25. Ficando em linha de produção, relativamente à Fase V, com chapa já cortada à medida e de acordo com a encomenda, 1.550 portas.

26. Quanto à Fase VI a Autora iniciou a produção de mais 5.000 portas, de mais 5.000 aros e respetivos componentes e acessórios necessários ao funcionamento das mesmas (puxadores e cilindros)

28. Ficando em linha de produção, relativamente à Fase VI, com chapa já cortada à medida e de acordo com a encomenda, 5.000 portas

30. Relativamente às Fases V e VI a Autora ficou com um total de 6.550 portas e respetivos acessórios em linha de produção, que uma vez concluídas importariam o valor global de € 236.359,50.

31. A Autora ficou com 6.550 portas e respetivos acessórios em linha de produção.

36. As matérias primas adquiridas e transformadas para produção das encomendas efetuadas pela Ré que ficaram na posse da Autora sem possibilidade de utilização noutros clientes e de retoma por parte dos fornecedores perfazem o valor global de €131.527,14,

*

B. Factos Não Provados

Não resultaram provados os seguintes factos:

c) Que a Ré não deu indicações para o fabrico das 5000 portas da fase VI e das 1550 portas da fase V pelo que a Autora não comprou matéria-prima e muito menos iniciou o fabrico das portas e restantes acessórios.”.

Como acima já referido e consta da sentença recorrida, a matéria de facto em causa foi considerada como provada e não provada, conforme ora se transcreveu.

É a seguinte a respectiva motivação (cf. fl.s 107 e 108):

“A convicção do tribunal resultou da apreciação prudente, crítica e ponderada dos seguintes meios de prova, tendo em conta as regras da ciência, da lógica e da experiência comum a todo o homem médio.

Os factos provados correspondentes aos artigos 2.º a 22.º, 26.º, 27.º e 30.º, 34.º fine, 35.º, 36.º, 58.º, da Petição Inicial resultaram do acordo das partes e com base em documentos juntos aos autos.

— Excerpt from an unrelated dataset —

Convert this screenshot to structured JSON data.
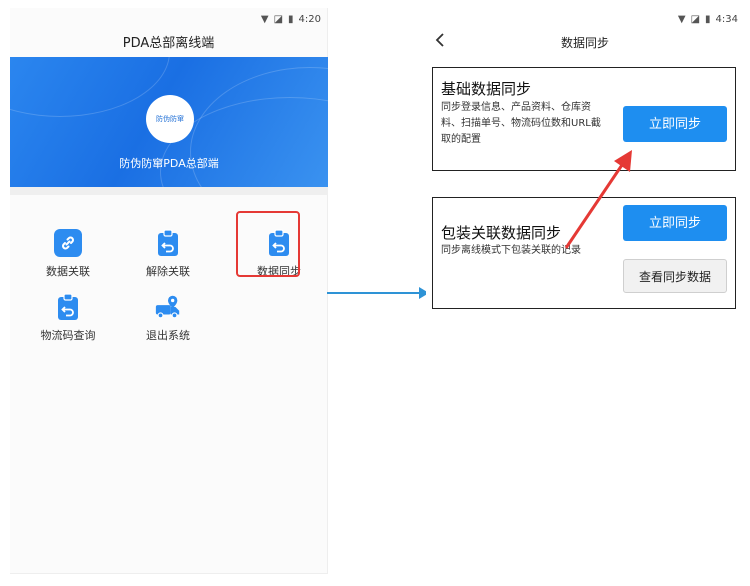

Os demais factos provados resultaram da valoração das declarações de parte de (…) na qualidade de legais representantes da Autora, em conjugação com os depoimentos das testemunhas (…) em conjugação com os documentos juntos aos autos de onde resulta objectivamente a aquisição da matéria-prima em causa, já transformada e apropriada para satisfazer exclusivamente as encomendas em causa, atenta a cor e medidas das mesmas – as declarações e depoimentos foram prestados de modo isento, coerente e circunstanciado, relatando factos do seu conhecimento pessoal, merecendo a nossa credibilidade.

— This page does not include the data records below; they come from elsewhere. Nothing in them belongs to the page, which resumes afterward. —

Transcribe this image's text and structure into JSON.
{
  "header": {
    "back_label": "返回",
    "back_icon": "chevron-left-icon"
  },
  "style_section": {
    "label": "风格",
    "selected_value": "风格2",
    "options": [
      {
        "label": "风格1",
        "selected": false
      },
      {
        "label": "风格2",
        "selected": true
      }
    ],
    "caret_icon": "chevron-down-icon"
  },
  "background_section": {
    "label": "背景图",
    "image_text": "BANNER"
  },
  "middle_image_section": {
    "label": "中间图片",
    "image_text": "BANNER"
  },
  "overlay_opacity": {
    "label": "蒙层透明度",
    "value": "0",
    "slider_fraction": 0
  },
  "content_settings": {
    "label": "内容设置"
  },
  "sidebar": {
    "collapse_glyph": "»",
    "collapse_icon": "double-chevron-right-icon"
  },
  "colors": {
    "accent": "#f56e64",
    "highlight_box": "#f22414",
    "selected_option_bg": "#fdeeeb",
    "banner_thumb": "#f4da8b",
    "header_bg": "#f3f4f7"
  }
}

As referidas declarações e depoimentos mereceram credibilidade em detrimento dos depoimentos das testemunhas (…)

Com efeito, os legais representantes da Autora, em conjugação com os depoimentos das referidas testemunhas e documentos juntos lograram demonstrar a aquisição da matéria-prima em causa e a sua transformação e produção resulta das concretas medidas e cor apresentadas que as tornam exclusivas para o fim a que originariamente se destinavam.

Existem ainda documentos a comprovar tais aquisições.

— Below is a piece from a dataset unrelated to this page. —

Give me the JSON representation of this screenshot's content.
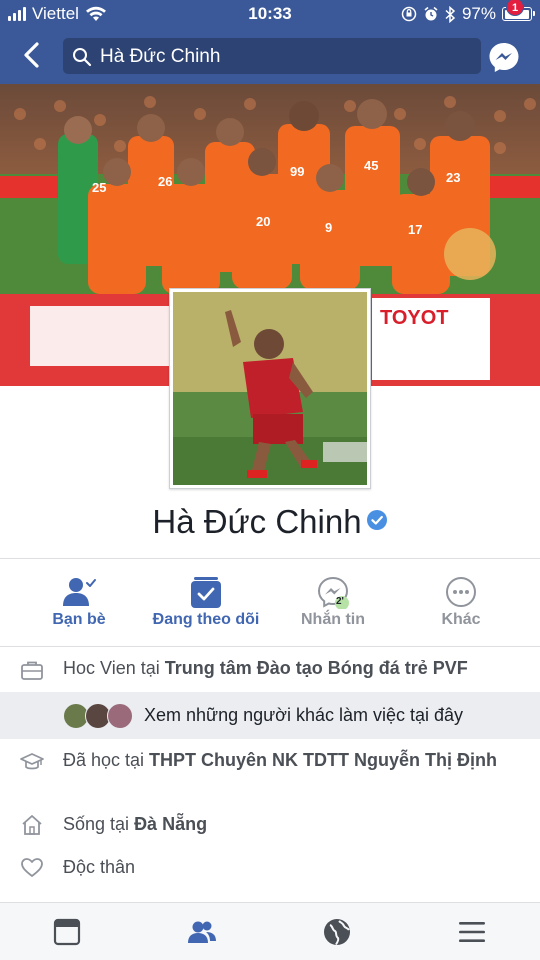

Destaca-se que a divergência principal relativamente aos depoimentos e declarações consistia essencialmente na interpretação que davam à expressão “transformada”, ou seja, as testemunhas da Ré referiram que não foi a Autora que “transformou” a chapa, no entanto, ficou provado o modo como ocorria tal procedimento e que efectivamente esta adquiriu a matéria-prima objecto de transformação e sem possibilidade de outro fim, sem prejuízo de outras considerações a terem lugar no âmbito do enquadramento jurídico.

Os demais factos não provados resultaram da circunstância de não ter sido produzida prova sobre os mesmos.”.

Vejamos, então, se dos depoimentos invocados pela recorrente, e sem olvidar as considerações prévias, quanto a tal, já acima explanadas, existem motivos para que as supras mencionadas respostas sejam modificadas ou alteradas.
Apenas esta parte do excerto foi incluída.